Syrian Opposition Says Assad Must Be Excluded from Talks
The opposition National Coalition said on Friday it refuses to accept President Bashar Assad in any talks on ending Syria's war, as part of a "framework" it has drawn up for solutions to the conflict.
The Coalition issued the framework after a meeting in Cairo to discuss a proposal by its chief, Ahmed Moaz al-Khatib, to hold peace talks with regime representatives, a move that ruffled feathers in the umbrella opposition group.
"Bashar Assad and security leadership who are responsible for the current destruction of the country are outside the political process and must be held accountable for their crimes," it said in a statement issued in English.
The eight-point framework was drawn up at a meeting of the National Coalition's interim advisory political committee in the Egyptian capital on Thursday.
It singled out the Assad regime's most powerful backers, Russia and Iran, calling on the former to ensure there are "adequate safeguards" to make the peace process possible, together with the United States.
The statement urged Iran's leaders to recognize that the Islamic republic's support for Assad "is pushing the region towards sectarian conflict" and realize that "Assad and his regime have no chance to stay in power."
It said the "friends of the Syrian people" should understand that a solution would only take place though "changing the balance of power," meaning support for the Coalition and the rebellion by "all possible means."

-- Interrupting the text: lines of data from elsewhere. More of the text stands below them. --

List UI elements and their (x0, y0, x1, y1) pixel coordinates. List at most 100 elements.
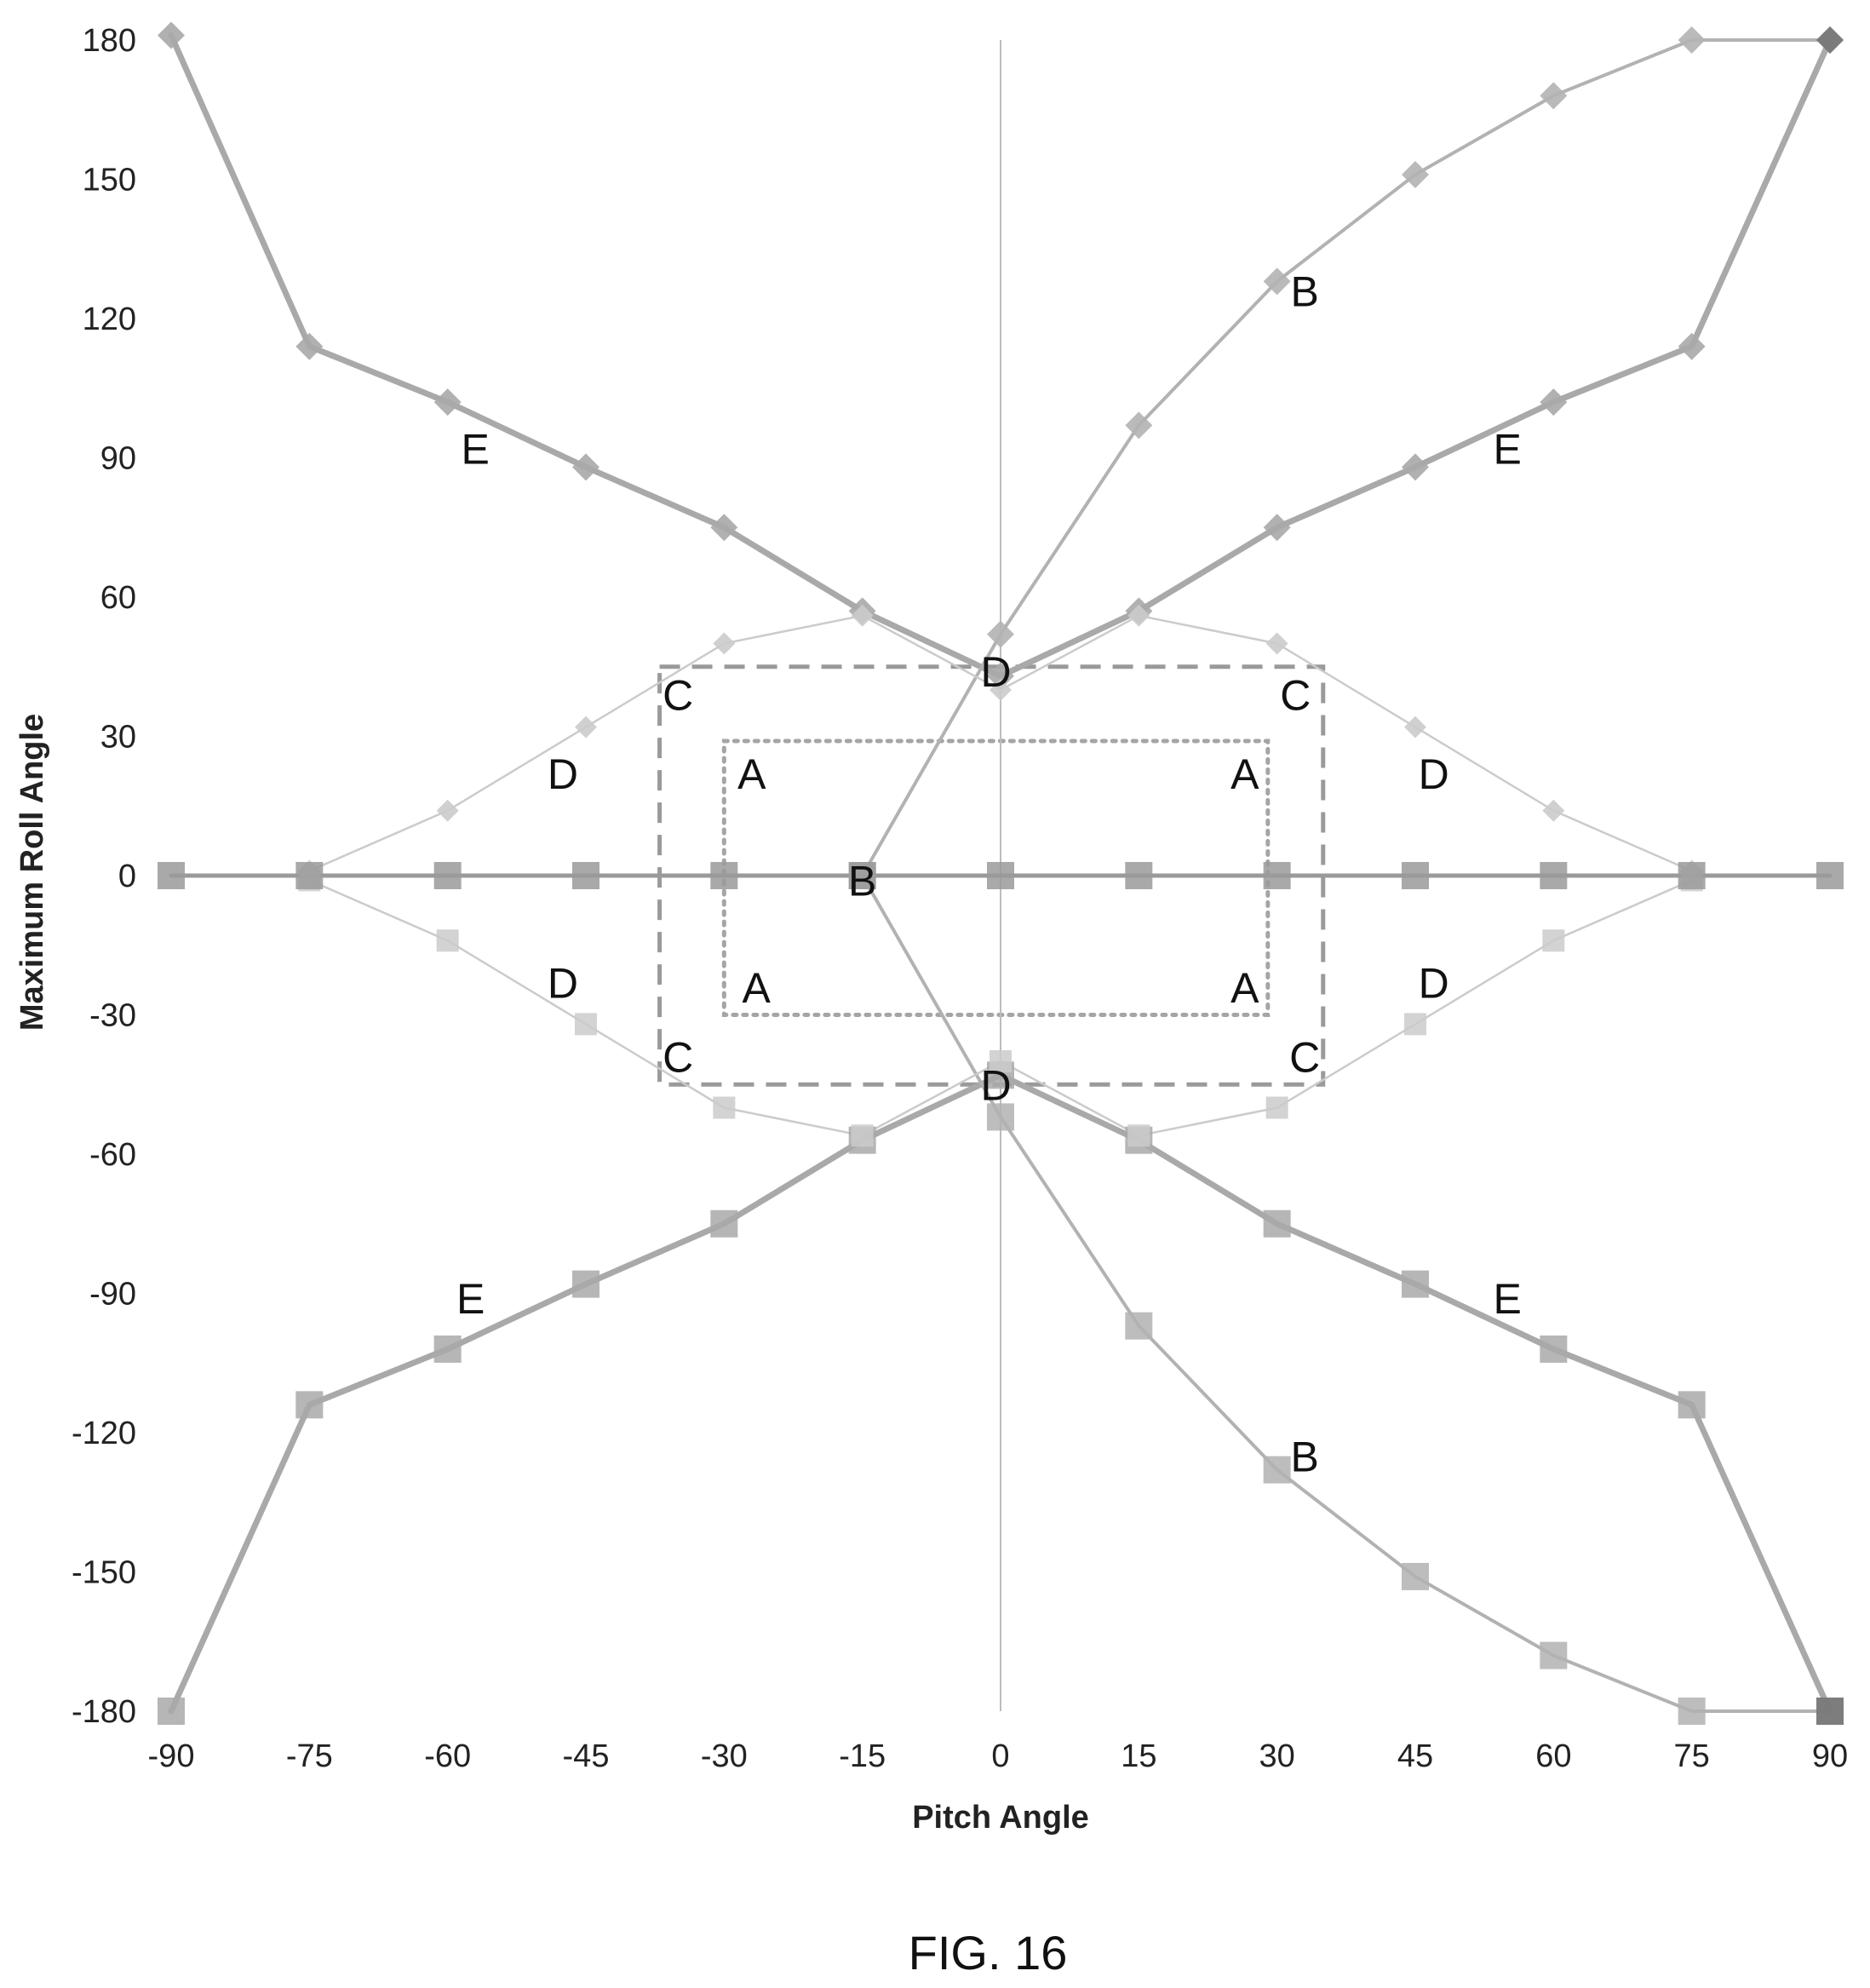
data-point-E_lower (295, 1391, 324, 1419)
annotation-label: B (848, 857, 876, 905)
series-markers (158, 21, 1844, 1725)
x-tick-label: 90 (1812, 1738, 1848, 1774)
y-tick-label: 90 (100, 441, 136, 477)
data-point-D_upper (989, 679, 1012, 701)
x-tick-label: -30 (701, 1738, 748, 1774)
data-point-zero_line (1678, 862, 1706, 889)
data-point-D_lower (1127, 1124, 1150, 1147)
data-point-E_upper (710, 514, 738, 542)
annotation-label: C (1280, 671, 1311, 719)
data-point-E_upper (1540, 388, 1568, 417)
data-point-zero_line (1263, 862, 1291, 889)
data-point-E_lower (710, 1209, 738, 1238)
data-point-D_upper (851, 604, 874, 627)
x-axis-title: Pitch Angle (912, 1800, 1089, 1836)
x-tick-label: -90 (148, 1738, 195, 1774)
data-point-E_upper (572, 453, 599, 481)
data-point-B_lower (1678, 1698, 1706, 1725)
data-point-D_lower (989, 1050, 1012, 1072)
data-point-D_lower (713, 1096, 736, 1119)
data-point-D_upper (436, 799, 459, 822)
annotation-label: D (981, 648, 1012, 696)
y-tick-label: -180 (72, 1694, 136, 1730)
figure-caption: FIG. 16 (909, 1926, 1068, 1979)
data-point-D_lower (436, 929, 459, 952)
data-point-D_lower (1265, 1096, 1288, 1119)
x-tick-label: 15 (1121, 1738, 1156, 1774)
data-point-E_upper (433, 388, 462, 417)
annotation-label: E (461, 426, 489, 474)
y-tick-label: -150 (72, 1555, 136, 1591)
y-tick-label: 150 (83, 163, 136, 198)
annotation-label: E (1494, 426, 1522, 474)
y-tick-label: -90 (89, 1277, 136, 1313)
annotation-label: D (548, 959, 578, 1007)
tick-labels: -90 -75 -60 -45 -30 -15 0 15 30 45 60 75 90180150120… (72, 23, 1848, 1774)
data-point-B_upper (1678, 26, 1706, 54)
annotation-label: B (1290, 267, 1318, 315)
data-point-D_upper (1542, 799, 1565, 822)
data-point-E_upper (158, 21, 185, 49)
data-point-B_lower (1125, 1312, 1153, 1340)
series-line-B_upper (860, 38, 1832, 877)
y-tick-label: -30 (89, 998, 136, 1034)
annotation-label: A (1230, 964, 1259, 1012)
series-line-B_lower (860, 874, 1832, 1713)
x-tick-label: 75 (1674, 1738, 1710, 1774)
annotation-label: C (1289, 1034, 1320, 1082)
data-point-E_upper (987, 662, 1014, 690)
data-point-D_upper (1127, 604, 1150, 627)
annotation-label: E (456, 1275, 485, 1323)
data-point-zero_line (710, 862, 738, 889)
data-point-D_upper (1265, 632, 1288, 655)
x-tick-label: 45 (1397, 1738, 1433, 1774)
data-point-D_lower (575, 1013, 597, 1036)
x-tick-label: 30 (1259, 1738, 1295, 1774)
data-point-D_upper (713, 632, 736, 655)
annotation-label: D (1419, 750, 1449, 798)
data-point-B_upper (987, 620, 1014, 648)
annotation-label: A (1230, 750, 1259, 798)
region-labels: B E E D C C D A A D B D A A D C C D E E B (456, 267, 1522, 1480)
data-point-E_lower (1263, 1209, 1291, 1238)
data-point-E_lower (1540, 1335, 1568, 1363)
data-point-B_lower (1540, 1641, 1568, 1669)
data-point-zero_line (1125, 862, 1153, 889)
x-tick-label: 0 (991, 1738, 1009, 1774)
data-point-B_upper (1402, 161, 1429, 189)
data-point-D_upper (1404, 715, 1426, 738)
data-point-D_lower (851, 1124, 874, 1147)
data-point-E_lower (1402, 1270, 1429, 1298)
data-point-B_upper (1816, 26, 1844, 54)
annotation-label: C (663, 671, 693, 719)
data-point-B_lower (1402, 1562, 1429, 1590)
data-point-B_lower (1816, 1698, 1844, 1725)
data-point-E_upper (1402, 453, 1429, 481)
data-point-D_upper (575, 715, 597, 738)
y-tick-label: -60 (89, 1137, 136, 1173)
x-tick-label: -45 (563, 1738, 610, 1774)
data-point-B_upper (1125, 411, 1153, 440)
x-tick-label: 60 (1535, 1738, 1571, 1774)
data-point-B_upper (1263, 267, 1291, 296)
y-tick-label: 60 (100, 580, 136, 616)
x-tick-label: -75 (286, 1738, 333, 1774)
annotation-label: D (1419, 959, 1449, 1007)
data-point-zero_line (572, 862, 599, 889)
data-point-E_upper (295, 332, 324, 360)
y-tick-label: 30 (100, 720, 136, 756)
data-point-zero_line (1816, 862, 1844, 889)
data-point-zero_line (848, 862, 876, 889)
data-point-zero_line (1402, 862, 1429, 889)
data-point-E_lower (1678, 1391, 1706, 1419)
data-point-E_lower (158, 1698, 185, 1725)
y-tick-label: -120 (72, 1416, 136, 1451)
data-point-zero_line (433, 862, 462, 889)
y-axis-title: Maximum Roll Angle (14, 714, 50, 1031)
data-point-E_upper (1263, 514, 1291, 542)
y-tick-label: 0 (118, 859, 136, 894)
annotation-label: A (743, 964, 772, 1012)
annotation-label: B (1290, 1433, 1318, 1480)
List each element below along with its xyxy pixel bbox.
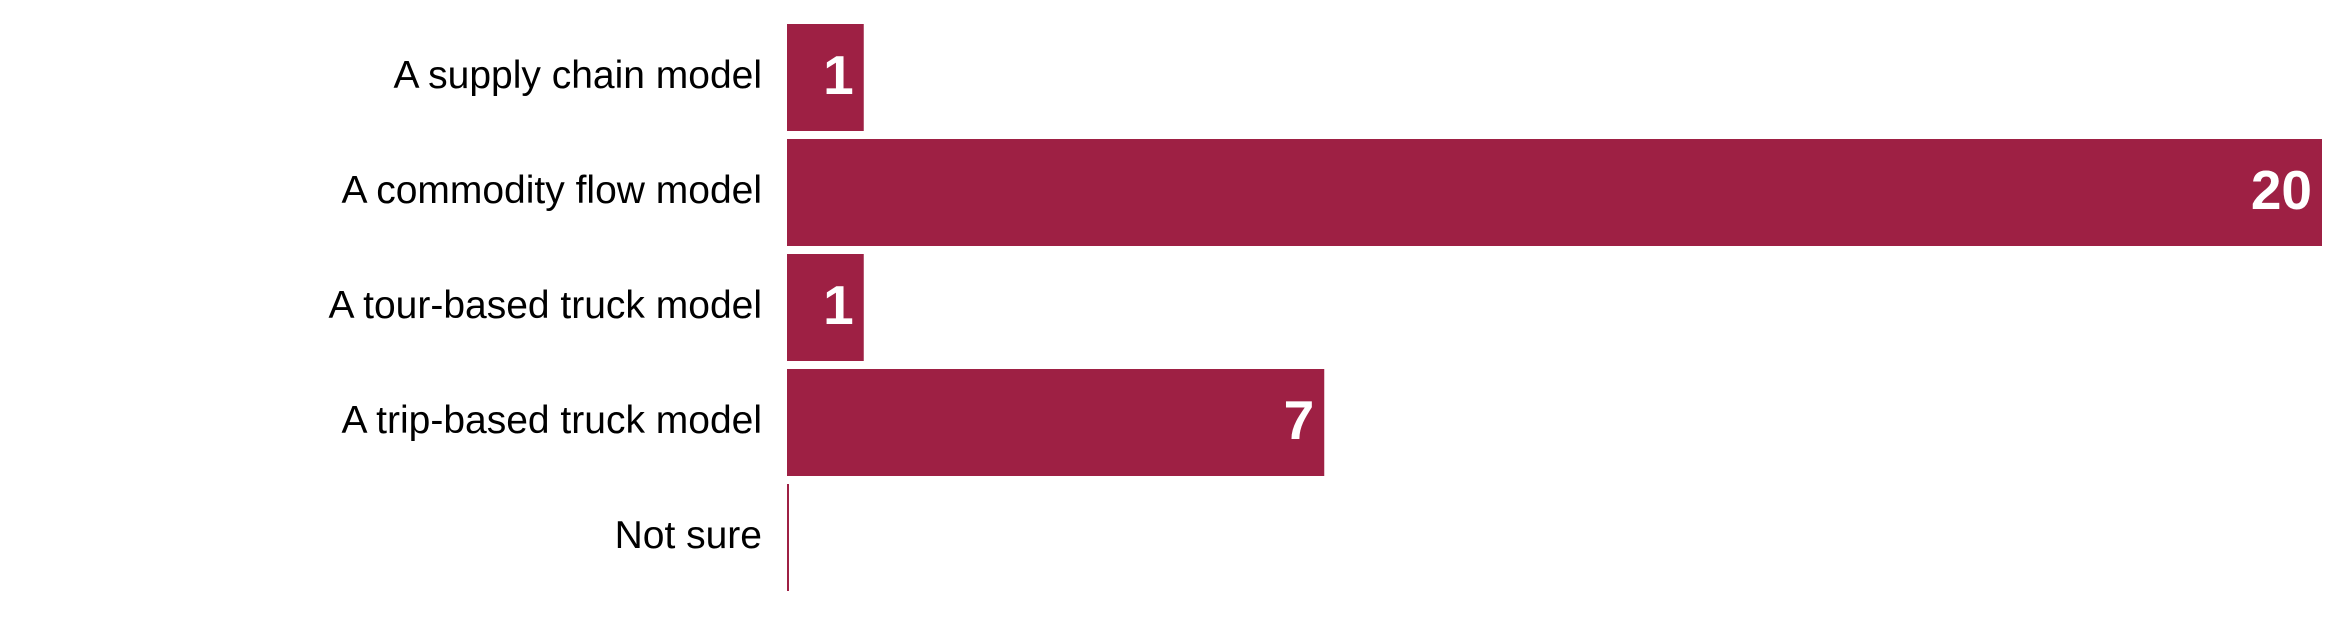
value-label-3: 7 <box>1284 389 1315 451</box>
category-label-0: A supply chain model <box>393 54 762 97</box>
bar-1 <box>787 139 2322 246</box>
bar-0 <box>787 24 864 131</box>
value-label-0: 1 <box>823 44 854 106</box>
category-label-4: Not sure <box>615 514 762 557</box>
category-label-2: A tour-based truck model <box>328 284 762 327</box>
bars-group <box>787 24 2322 591</box>
value-label-2: 1 <box>823 274 854 336</box>
category-label-3: A trip-based truck model <box>341 399 762 442</box>
category-labels-group: A supply chain model A commodity flow mod… <box>328 54 762 557</box>
bar-2 <box>787 254 864 361</box>
value-label-1: 20 <box>2251 159 2312 221</box>
value-labels-group: 1 20 1 7 <box>823 44 2312 451</box>
bar-3 <box>787 369 1325 476</box>
bar-4 <box>787 484 789 591</box>
category-label-1: A commodity flow model <box>342 169 763 212</box>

Last month, Khatib said on his Facebook page that he was ready for dialogue with Assad's representatives, subject to conditions including that some 160,000 detainees are released.
The regime in Damascus responded by saying it was prepared for dialogue, but without any pre-conditions.
Khatib's initial offer was met with support from the United States and the Arab League and also from Syria's allies Russia and Iran, with whom the opposition leader recently held talks.
But the dialogue call also sparked tension within the opposition coalition, whose key member the Syrian National Council is vehemently opposed to talks with the regime until Assad steps down.
The Syrian conflict flared when Assad's forces launched a brutal crackdown on peaceful democracy protests that erupted in March 2011, inspired by Arab Spring uprisings.
The United Nations estimates that nearly 70,000 people have been killed since then.